Conclusion For the reasons stated above, the Appeals Council’s decision is not supported by substantial evidence on the record as a whole. I will therefore reverse
the Commissioner’s final decision and remand the matter for further proceedings. The Commissioner must reevaluate Ennis’s RFC, which must include an assessment of the record evidence and Ennis’s subjective statements of symptoms. This RFC shall be based on some medical evidence in the record and shall be
accompanied by a discussion of the evidence in a manner that shows how the evidence supports each RFC conclusion.

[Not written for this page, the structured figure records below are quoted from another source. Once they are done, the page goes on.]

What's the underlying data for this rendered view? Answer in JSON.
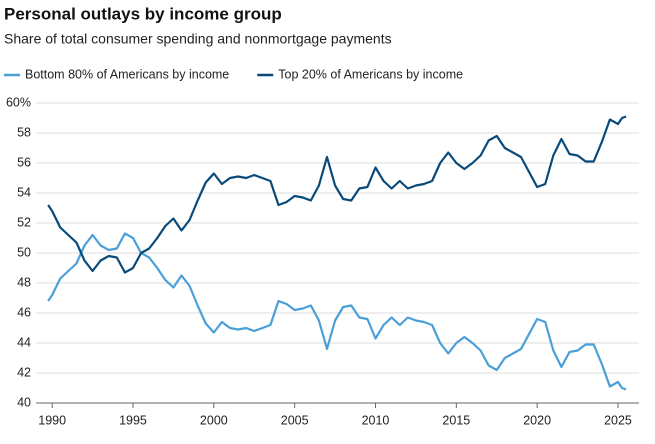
{
  "chart_data": {
    "type": "line",
    "title": "Personal outlays by income group",
    "subtitle": "Share of total consumer spending and nonmortgage payments",
    "x": [
      1989.75,
      1990,
      1990.5,
      1991,
      1991.5,
      1992,
      1992.5,
      1993,
      1993.5,
      1994,
      1994.5,
      1995,
      1995.5,
      1996,
      1996.5,
      1997,
      1997.5,
      1998,
      1998.5,
      1999,
      1999.5,
      2000,
      2000.5,
      2001,
      2001.5,
      2002,
      2002.5,
      2003,
      2003.5,
      2004,
      2004.5,
      2005,
      2005.5,
      2006,
      2006.5,
      2007,
      2007.5,
      2008,
      2008.5,
      2009,
      2009.5,
      2010,
      2010.5,
      2011,
      2011.5,
      2012,
      2012.5,
      2013,
      2013.5,
      2014,
      2014.5,
      2015,
      2015.5,
      2016,
      2016.5,
      2017,
      2017.5,
      2018,
      2018.5,
      2019,
      2019.5,
      2020,
      2020.5,
      2021,
      2021.5,
      2022,
      2022.5,
      2023,
      2023.5,
      2024,
      2024.5,
      2025,
      2025.25,
      2025.5
    ],
    "series": [
      {
        "name": "Bottom 80% of Americans by income",
        "color": "#4a9fd8",
        "values": [
          46.8,
          47.2,
          48.3,
          48.8,
          49.3,
          50.5,
          51.2,
          50.5,
          50.2,
          50.3,
          51.3,
          51.0,
          50.0,
          49.7,
          49.0,
          48.2,
          47.7,
          48.5,
          47.8,
          46.5,
          45.3,
          44.7,
          45.4,
          45.0,
          44.9,
          45.0,
          44.8,
          45.0,
          45.2,
          46.8,
          46.6,
          46.2,
          46.3,
          46.5,
          45.5,
          43.6,
          45.5,
          46.4,
          46.5,
          45.7,
          45.6,
          44.3,
          45.2,
          45.7,
          45.2,
          45.7,
          45.5,
          45.4,
          45.2,
          44.0,
          43.3,
          44.0,
          44.4,
          44.0,
          43.5,
          42.5,
          42.2,
          43.0,
          43.3,
          43.6,
          44.6,
          45.6,
          45.4,
          43.5,
          42.4,
          43.4,
          43.5,
          43.9,
          43.9,
          42.6,
          41.1,
          41.4,
          41.0,
          40.9
        ]
      },
      {
        "name": "Top 20% of Americans by income",
        "color": "#0a4a7a",
        "values": [
          53.2,
          52.8,
          51.7,
          51.2,
          50.7,
          49.5,
          48.8,
          49.5,
          49.8,
          49.7,
          48.7,
          49.0,
          50.0,
          50.3,
          51.0,
          51.8,
          52.3,
          51.5,
          52.2,
          53.5,
          54.7,
          55.3,
          54.6,
          55.0,
          55.1,
          55.0,
          55.2,
          55.0,
          54.8,
          53.2,
          53.4,
          53.8,
          53.7,
          53.5,
          54.5,
          56.4,
          54.5,
          53.6,
          53.5,
          54.3,
          54.4,
          55.7,
          54.8,
          54.3,
          54.8,
          54.3,
          54.5,
          54.6,
          54.8,
          56.0,
          56.7,
          56.0,
          55.6,
          56.0,
          56.5,
          57.5,
          57.8,
          57.0,
          56.7,
          56.4,
          55.4,
          54.4,
          54.6,
          56.5,
          57.6,
          56.6,
          56.5,
          56.1,
          56.1,
          57.4,
          58.9,
          58.6,
          59.0,
          59.1
        ]
      }
    ],
    "xlim": [
      1989,
      2026.3
    ],
    "xticks": [
      1990,
      1995,
      2000,
      2005,
      2010,
      2015,
      2020,
      2025
    ],
    "ylim": [
      40,
      60
    ],
    "yticks": [
      40,
      42,
      44,
      46,
      48,
      50,
      52,
      54,
      56,
      58,
      {
        "value": 60,
        "label": "60%"
      }
    ],
    "grid": true
  }
}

The Commissioner is reminded that consideration must be given to the limitations and restrictions imposed by all of
Ennis’s medically determinable impairments, both severe and non-severe, as well as limitations imposed by medication side effects. Whether and to what extent the Commissioner finds opinion evidence persuasive in determining Ennis’s RFC must be properly informed and supported by the record as a whole.
Accordingly, IT IS HEREBY ORDERED that the decision of the Commissioner is REVERSED, and this case is REMANDED for further proceedings. A separate Judgment in accordance with this Memorandum and Order is entered this same date.
CATHERINE D.PERRY // UNITED STATES DISTRICT JUDGE Dated this 29th day of October, 2021.